NEW DELHI: Mulai tanggal 1 Agustus, akan ada lebih dari 16.000 warga negara baru di India karena kekhasan kartografi yang sudah lama ada akan terhapus dari peta, dan India dan Bangladesh akan menyerap daerah-daerah kantong ekstrateritorial.

Dengan pertukaran lahan ini, kedua negara akan mendekati garis akhir untuk melaksanakan perjanjian Indira-Mujib tahun 1974, berdasarkan protokol tahun 2011 yang ditandatangani oleh Manmohan Singh dan Sheikh Hasina. Kunjungan Perdana Menteri Narendra Modi ke Dhaka pada bulan Juni menyoroti perlunya mewujudkan perjanjian tersebut, dan Parlemen India dengan suara bulat menyetujui perjanjian perbatasan darat.

Survei gabungan selama 10 hari yang dilakukan pada awal Juli mencatat bahwa 979 orang dari 222 keluarga ingin bermigrasi ke India dari daerah kantong India di Bangladesh. Dari 222 keluarga yang memutuskan berangkat ke India, 146 diantaranya beragama Hindu.

Namun, tidak satu pun warga 111 enclave Bangladesh di India yang memilih pindah ke Bangladesh.

Ini berarti bahwa pada hari Sabtu, 15.134 penduduk daerah kantong Bangladesh, serta 979 orang yang memilih untuk bermigrasi, akan dihitung sebagai warga negara resmi India – meskipun semua dokumen terkait baru akan dikeluarkan dalam beberapa bulan mendatang.

Bangladesh akan menerima dua kali lipat jumlah warga baru – 39.544 di 51 daerah kantong India, menurut survei terbaru.

Migrasi 222 keluarga tersebut ke India baru akan dilakukan pada bulan November, setelah modalitas perpindahan dan paket kompensasi mereka diselesaikan oleh Pusat dan pemerintah negara bagian.

Pertemuan gabungan kelompok perbatasan terakhir terjadi di Dhaka pada tanggal 23 Juli, di mana para pejabat juga membahas 32 kasus “tekanan yang tidak semestinya” terhadap warga untuk pindah. Diputuskan bahwa penyelidikan akan dilakukan oleh Hakim Distrik Cooch Behar dan Wakil Komisaris terkait di Bangladesh. “Keputusan akhir akan diambil berdasarkan pilihan setelahnya,” kata sumber.

Sementara itu, para pejabat sedang mengerjakan perpindahan terakhir 979 penduduk daerah kantong dari Bangladesh ke India, yang meliputi transportasi, rehabilitasi sementara di Cooch Behar, pemberitahuan kewarganegaraan, serta penerbitan dokumen lainnya.

Secara kebetulan, untuk menghindari “tekanan yang tidak semestinya”, kedua negara melarang pembelian dan penjualan tanah di daerah kantong tersebut hingga tanggal 31 Juli. Artinya, 979 warga tersebut hanya memiliki waktu tiga bulan untuk menjual aset tidak bergerak mereka, mengubahnya menjadi uang tunai, dan kemudian mencoba memulangkan uang tersebut ke India, sebelum batas waktu pertukaran penduduk pada 30 November.

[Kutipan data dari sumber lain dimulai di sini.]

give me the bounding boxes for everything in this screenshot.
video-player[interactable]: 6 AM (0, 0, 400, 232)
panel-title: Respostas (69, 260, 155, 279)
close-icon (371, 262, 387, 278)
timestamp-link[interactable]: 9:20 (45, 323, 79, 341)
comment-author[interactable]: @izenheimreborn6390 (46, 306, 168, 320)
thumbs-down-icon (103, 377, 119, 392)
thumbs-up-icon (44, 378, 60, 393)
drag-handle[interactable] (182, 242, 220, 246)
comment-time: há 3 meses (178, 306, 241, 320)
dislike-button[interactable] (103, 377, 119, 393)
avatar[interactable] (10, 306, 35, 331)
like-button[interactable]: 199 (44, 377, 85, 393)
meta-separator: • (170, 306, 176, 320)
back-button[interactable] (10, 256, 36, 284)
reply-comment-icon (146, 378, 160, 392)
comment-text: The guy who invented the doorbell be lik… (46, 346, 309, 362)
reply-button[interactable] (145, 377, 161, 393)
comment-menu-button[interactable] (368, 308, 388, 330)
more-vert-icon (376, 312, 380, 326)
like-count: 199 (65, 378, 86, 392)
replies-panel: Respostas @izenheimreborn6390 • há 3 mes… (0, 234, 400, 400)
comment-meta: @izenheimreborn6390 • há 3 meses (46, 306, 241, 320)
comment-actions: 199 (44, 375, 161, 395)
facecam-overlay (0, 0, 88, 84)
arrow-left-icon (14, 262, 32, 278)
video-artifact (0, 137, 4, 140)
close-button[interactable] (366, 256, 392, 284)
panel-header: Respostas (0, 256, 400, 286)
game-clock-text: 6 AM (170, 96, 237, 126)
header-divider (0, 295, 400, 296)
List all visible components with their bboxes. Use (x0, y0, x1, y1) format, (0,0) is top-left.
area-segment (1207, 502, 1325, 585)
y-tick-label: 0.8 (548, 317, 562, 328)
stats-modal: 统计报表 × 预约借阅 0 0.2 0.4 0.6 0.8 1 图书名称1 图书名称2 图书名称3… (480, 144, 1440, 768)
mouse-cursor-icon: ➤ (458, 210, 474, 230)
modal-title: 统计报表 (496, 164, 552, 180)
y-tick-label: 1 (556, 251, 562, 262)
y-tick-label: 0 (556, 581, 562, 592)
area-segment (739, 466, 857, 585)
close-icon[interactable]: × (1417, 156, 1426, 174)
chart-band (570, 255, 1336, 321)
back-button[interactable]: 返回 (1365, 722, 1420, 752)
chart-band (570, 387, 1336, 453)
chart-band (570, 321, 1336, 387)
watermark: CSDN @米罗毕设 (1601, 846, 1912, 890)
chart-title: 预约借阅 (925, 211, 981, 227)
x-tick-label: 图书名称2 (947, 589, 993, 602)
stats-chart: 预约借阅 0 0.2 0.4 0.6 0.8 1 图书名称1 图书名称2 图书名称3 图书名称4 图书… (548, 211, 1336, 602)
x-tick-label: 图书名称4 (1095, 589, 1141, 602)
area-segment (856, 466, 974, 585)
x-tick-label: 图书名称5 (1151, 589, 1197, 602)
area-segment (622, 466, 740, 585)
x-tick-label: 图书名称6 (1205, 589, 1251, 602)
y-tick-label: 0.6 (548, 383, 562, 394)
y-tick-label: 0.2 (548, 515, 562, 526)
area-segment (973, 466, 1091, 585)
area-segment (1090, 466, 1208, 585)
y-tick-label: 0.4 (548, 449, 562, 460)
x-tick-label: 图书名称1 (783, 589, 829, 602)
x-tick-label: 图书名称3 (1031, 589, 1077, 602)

Bagian terakhir, repatriasi uang, bisa menjadi bagian yang paling sulit, karena norma-norma di Bangladesh menjadikan sangat sulit untuk melakukan bantuan tunai ke luar negeri. Untuk rehabilitasi mereka, pusat telah menjanjikan paket Rs Rs. 3.048 crore untuk Pemerintah Benggala Barat.

Pertemuan kelompok kerja gabungan perbatasan berikutnya kemungkinan akan diadakan pada bulan Oktober, tepat sebelum migrasi dilakukan.

Sumber mengatakan bahwa ada beberapa tantangan selama survei, ketika enumerator menemukan contoh anggota keluarga yang menggunakan pilihan berbeda.

“Selama mereka dewasa, mereka bisa pergi kemana pun mereka mau. Kami bahkan punya contoh seorang perempuan yang ingin pergi ke India dan seorang pria yang tinggal di Bangladesh,” kata sumber tersebut.

Karena warga bebas mengubah pikiran mereka selama survei, beberapa orang “memanfaatkan fleksibilitas ini dan melakukan kesalahan beberapa kali”.

Selama periode survei, 85 pengamat dari berbagai departemen pusat dan negara bagian India berjalan bolak-balik melintasi daerah kantong tersebut. “Mereka tidak memperingatkan kami tentang adanya kasus malpraktek atau tekanan yang tidak semestinya terhadap warga untuk melaksanakan pilihan mereka dengan satu atau lain cara,” kata sumber tersebut.

Batas akhir penyelesaian semua modalitas termasuk demarkasi lahan adalah tanggal 30 Juni 2016.